On 2nd February 2016 I attended a conference on Open Dialogue in London. [This is not a live blog].
Whilst I’ve come across dialogical practice from a coaching and learning perspective I wasn’t so familiar with the use of open dialogue as an approach for mental health treatment, and yet the more I heard the more I knew they were speaking to the converted.
Should we have a exploratory, mutually conversation with patience in a mental health setting? Yes
Should we be treating people like people? Yes
Should we listen more? Yes
It’s 2016 and we’re asking these questions. It’s better than not asking them at all.
This isn’t new. The idea of demonstrating a ‘way of being’ that connects you to another is definitely not new. We know, they know, and paradoxically whilst “It’s so simple, it’s also so hard” (Dr Russell Razzaque – @MindfulRussell).
It’s bigger than this blog and bigger than psychiatry but what stood out was that to practice this way is to undo all existing and prevailing medical-model based training. It was going to be harder for professionals to be human. To speak to a patient. During the conference a guest speaker quoted her son:
“she had all this experience and expertise in mental health but she didn’t know how to speak to me …and I didn’t want to let her down”.

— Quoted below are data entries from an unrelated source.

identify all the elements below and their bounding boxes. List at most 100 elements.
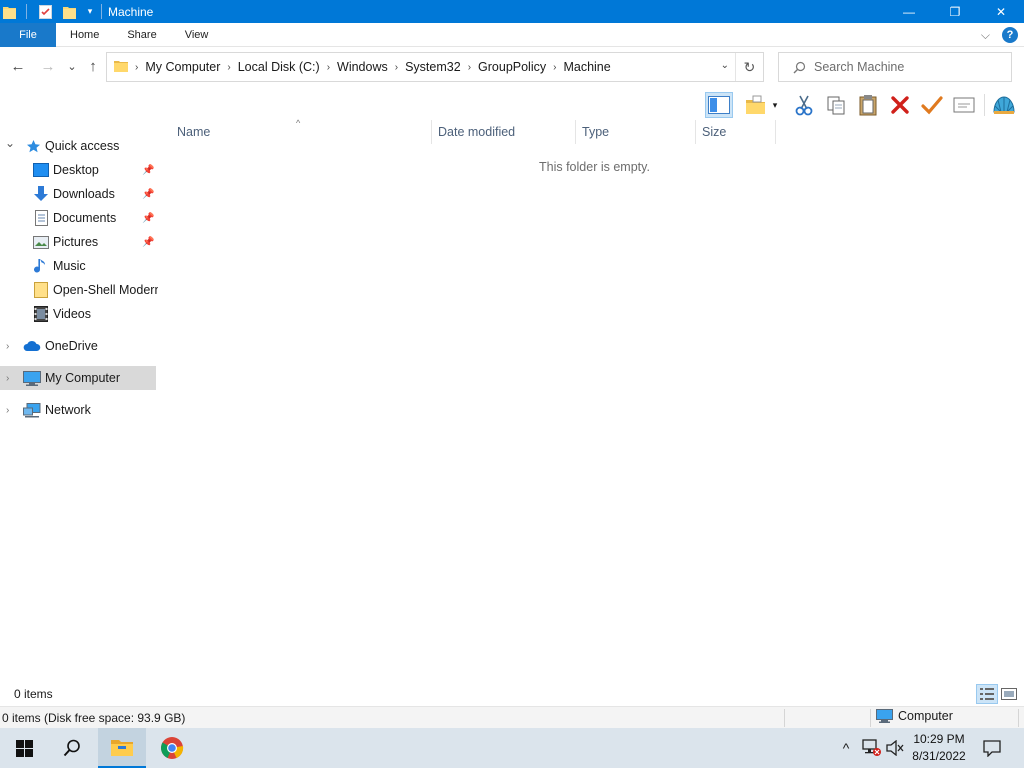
sidebar-item-network[interactable]: › Network — [0, 398, 158, 422]
open-shell-button[interactable] — [990, 92, 1018, 118]
refresh-button[interactable]: ↻ — [735, 53, 763, 81]
details-bar: 0 items (Disk free space: 93.9 GB) Compu… — [0, 706, 1024, 728]
new-folder-button[interactable] — [742, 92, 770, 118]
email-button[interactable] — [950, 92, 978, 118]
sidebar-item-onedrive[interactable]: › OneDrive — [0, 334, 158, 358]
details-view-button[interactable] — [976, 684, 998, 704]
sidebar-item-desktop[interactable]: Desktop 📌 — [0, 158, 158, 182]
up-button[interactable]: ↑ — [83, 56, 103, 76]
column-label: Type — [582, 125, 610, 139]
back-button[interactable]: ← — [8, 56, 28, 76]
pin-icon[interactable]: 📌 — [142, 237, 154, 248]
taskbar-file-explorer[interactable] — [98, 728, 146, 768]
search-button[interactable] — [48, 728, 96, 768]
tab-share[interactable]: Share — [113, 23, 170, 47]
new-folder-dropdown[interactable]: ▾ — [768, 92, 782, 118]
network-tray-icon[interactable] — [860, 728, 884, 768]
breadcrumb-separator[interactable]: › — [553, 62, 556, 73]
sidebar-item-downloads[interactable]: Downloads 📌 — [0, 182, 158, 206]
address-bar[interactable]: › My Computer › Local Disk (C:) › Window… — [106, 52, 764, 82]
ribbon-tabs: File Home Share View ⌵ ? — [0, 22, 1024, 47]
customize-quick-access-icon[interactable]: ▾ — [83, 4, 97, 20]
sidebar-item-pictures[interactable]: Pictures 📌 — [0, 230, 158, 254]
checkmark-icon — [921, 96, 943, 115]
cut-button[interactable] — [790, 92, 818, 118]
breadcrumb-machine[interactable]: Machine — [563, 60, 610, 74]
delete-icon — [891, 96, 909, 114]
help-icon[interactable]: ? — [1002, 27, 1018, 43]
sidebar-item-open-shell-modern[interactable]: Open-Shell Modern — [0, 278, 158, 302]
pin-icon[interactable]: 📌 — [142, 189, 154, 200]
column-name[interactable]: Name — [158, 120, 432, 144]
column-type[interactable]: Type — [576, 120, 696, 144]
copy-button[interactable] — [822, 92, 850, 118]
show-hidden-icons-button[interactable]: ^ — [836, 728, 856, 768]
shell-icon — [993, 96, 1015, 114]
breadcrumb-separator[interactable]: › — [468, 62, 471, 73]
expand-icon[interactable]: › — [6, 341, 9, 352]
breadcrumb-grouppolicy[interactable]: GroupPolicy — [478, 60, 546, 74]
window-controls: — ❐ ✕ — [886, 0, 1024, 23]
column-size[interactable]: Size — [696, 120, 776, 144]
large-icons-view-button[interactable] — [998, 684, 1020, 704]
column-label: Name — [177, 125, 211, 139]
sidebar-item-music[interactable]: Music — [0, 254, 158, 278]
search-icon — [793, 61, 806, 74]
pin-icon[interactable]: 📌 — [142, 213, 154, 224]
sidebar-item-label: Videos — [53, 307, 91, 321]
sidebar-item-quick-access[interactable]: ⌄ Quick access — [0, 134, 158, 158]
desktop-icon — [33, 162, 49, 178]
expand-ribbon-icon[interactable]: ⌵ — [981, 28, 990, 43]
maximize-button[interactable]: ❐ — [932, 0, 978, 23]
sidebar-item-label: My Computer — [45, 371, 121, 385]
breadcrumb-separator[interactable]: › — [227, 62, 230, 73]
system-clock[interactable]: 10:29 PM 8/31/2022 — [904, 731, 974, 765]
start-button[interactable] — [0, 728, 48, 768]
delete-button[interactable] — [886, 92, 914, 118]
sidebar-item-documents[interactable]: Documents 📌 — [0, 206, 158, 230]
breadcrumb-separator[interactable]: › — [395, 62, 398, 73]
breadcrumb-windows[interactable]: Windows — [337, 60, 388, 74]
properties-icon[interactable] — [37, 4, 53, 20]
tab-home[interactable]: Home — [56, 23, 113, 47]
breadcrumb-my-computer[interactable]: My Computer — [145, 60, 220, 74]
windows-logo-icon — [15, 739, 33, 757]
downloads-icon — [33, 186, 49, 202]
quick-access-toolbar: ▾ — [0, 0, 102, 23]
rename-button[interactable] — [918, 92, 946, 118]
tab-file[interactable]: File — [0, 22, 56, 47]
recent-locations-button[interactable]: ⌄ — [62, 56, 82, 76]
column-date-modified[interactable]: Date modified — [432, 120, 576, 144]
large-icons-view-icon — [1001, 688, 1017, 700]
search-box[interactable]: Search Machine — [778, 52, 1012, 82]
details-view-icon — [980, 688, 994, 700]
folder-icon[interactable] — [2, 4, 16, 20]
paste-button[interactable] — [854, 92, 882, 118]
volume-tray-icon[interactable] — [884, 728, 906, 768]
breadcrumb-local-disk[interactable]: Local Disk (C:) — [238, 60, 320, 74]
taskbar-chrome[interactable] — [148, 728, 196, 768]
address-dropdown-icon[interactable]: ⌄ — [721, 60, 729, 71]
expand-icon[interactable]: › — [6, 405, 9, 416]
network-icon — [23, 402, 41, 418]
notifications-button[interactable] — [978, 728, 1006, 768]
minimize-button[interactable]: — — [886, 0, 932, 23]
forward-button[interactable]: → — [38, 56, 58, 76]
tab-view[interactable]: View — [171, 23, 223, 47]
new-folder-icon[interactable] — [61, 4, 77, 20]
collapse-icon[interactable]: ⌄ — [5, 136, 15, 150]
search-input[interactable]: Search Machine — [814, 60, 904, 74]
breadcrumb-system32[interactable]: System32 — [405, 60, 461, 74]
close-button[interactable]: ✕ — [978, 0, 1024, 23]
sidebar-item-videos[interactable]: Videos — [0, 302, 158, 326]
navigation-pane-button[interactable] — [705, 92, 733, 118]
item-count: 0 items — [14, 687, 53, 701]
sidebar-item-label: Music — [53, 259, 86, 273]
pin-icon[interactable]: 📌 — [142, 165, 154, 176]
navigation-pane: ⌄ Quick access Desktop 📌 Downloads 📌 Doc… — [0, 134, 158, 674]
star-icon — [25, 138, 41, 154]
title-bar: ▾ Machine — ❐ ✕ — [0, 0, 1024, 23]
breadcrumb-separator[interactable]: › — [327, 62, 330, 73]
sidebar-item-my-computer[interactable]: › My Computer — [0, 366, 156, 390]
expand-icon[interactable]: › — [6, 373, 9, 384]
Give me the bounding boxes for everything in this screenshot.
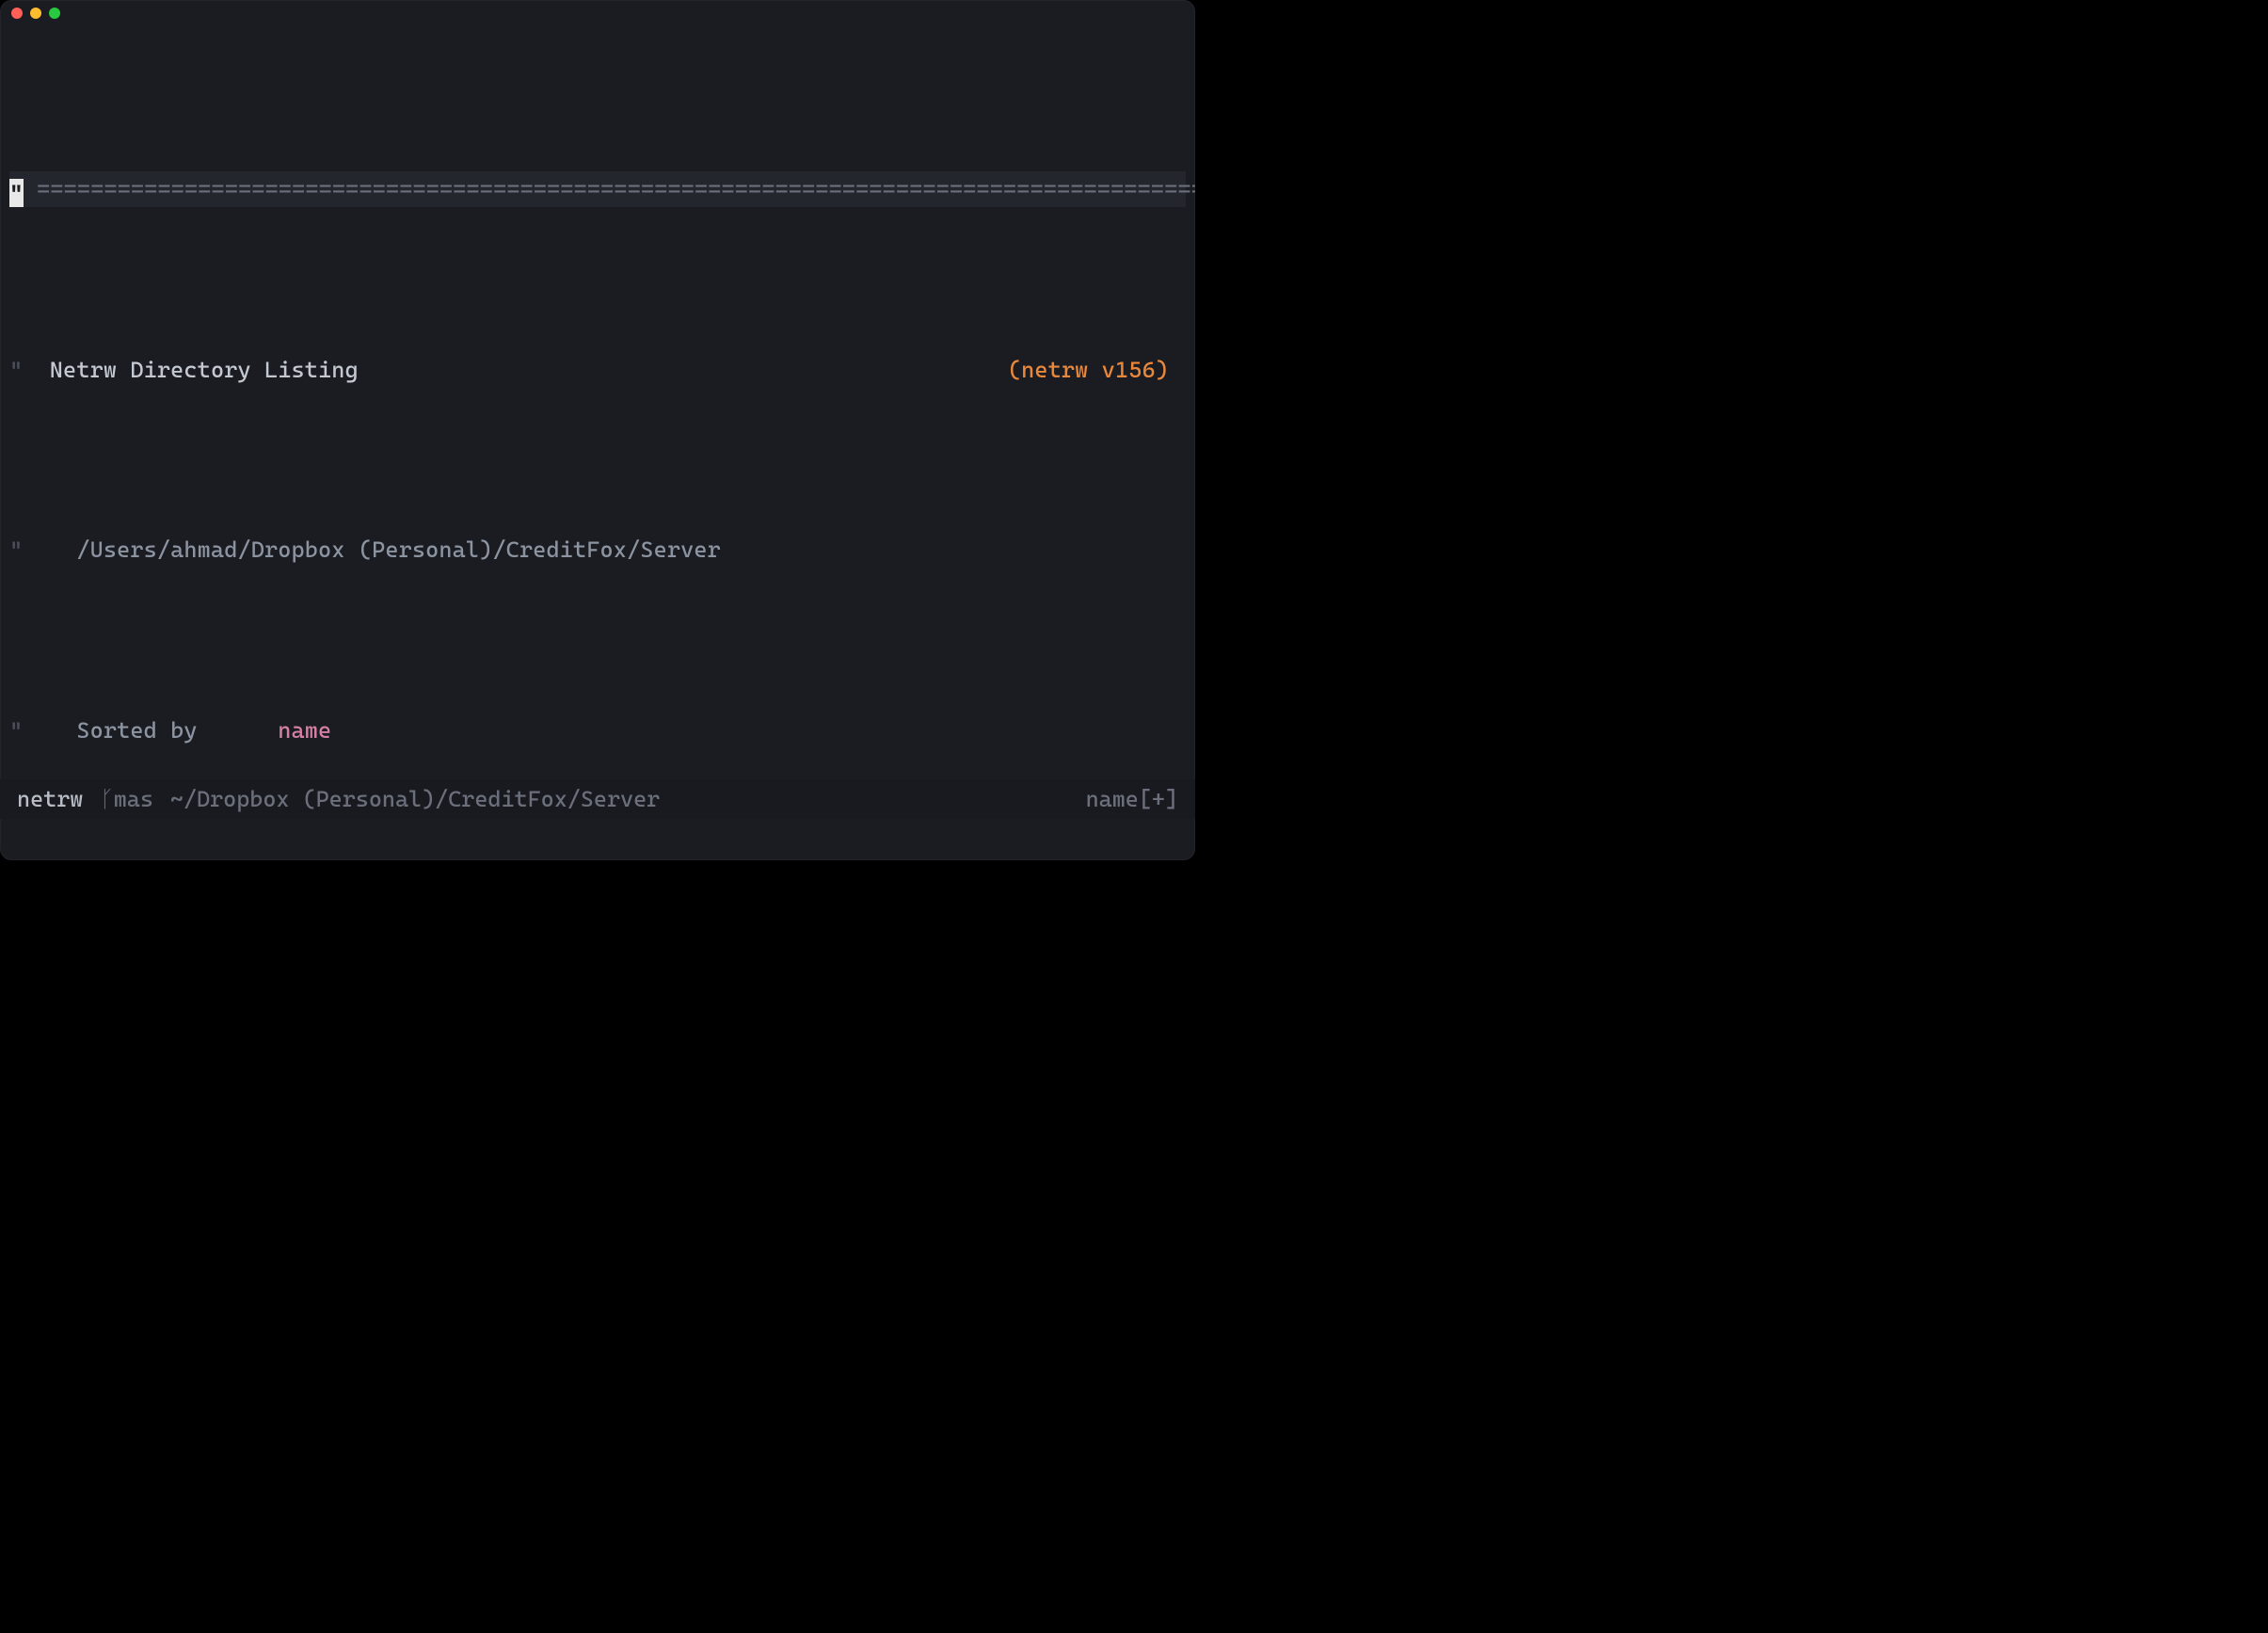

Further speakers encouraged the audience to be better in their practice by learning to attend to their own thoughts, to develop self-awareness and exercise an ease of urgency to problem solve and auto-diagnose. I’ll repeat that, innovate and dynamic psychiatrists are asking fellow mental health professionals to practice meta-cognition.
Recently I offered a group learning together the option to simultaneously (okay not in the same moment but essentially in the same experience) be the subjects of the session, and switch to a meta position of the facilitator. There was little response. The reflection appeared hard and contributions rapidly defaulted back to their own current experience.
In medical care, as of 2013 it’s the legal right of anyone to choice where they go, for GP and consultant referral, and yet I’m hearing “nobody uses it because it makes no difference where you go”. What if it did? What if mental health consultants and psychiatrist believed something different about the people in front of them? (that’s a whole other blog).
To not auto-diagnose is to go against the grain of years of training, to become the person who does diagnose. Against the grain of power and structure. Then we were reminded that it’s not your knowledge of the DSM that makes it work, it’s your ability to connect to another, and notice and hear and understand their individual experience. The power and essentiality of empathy again.
It’s simple but it’s hard. But I think thats why we’re here right.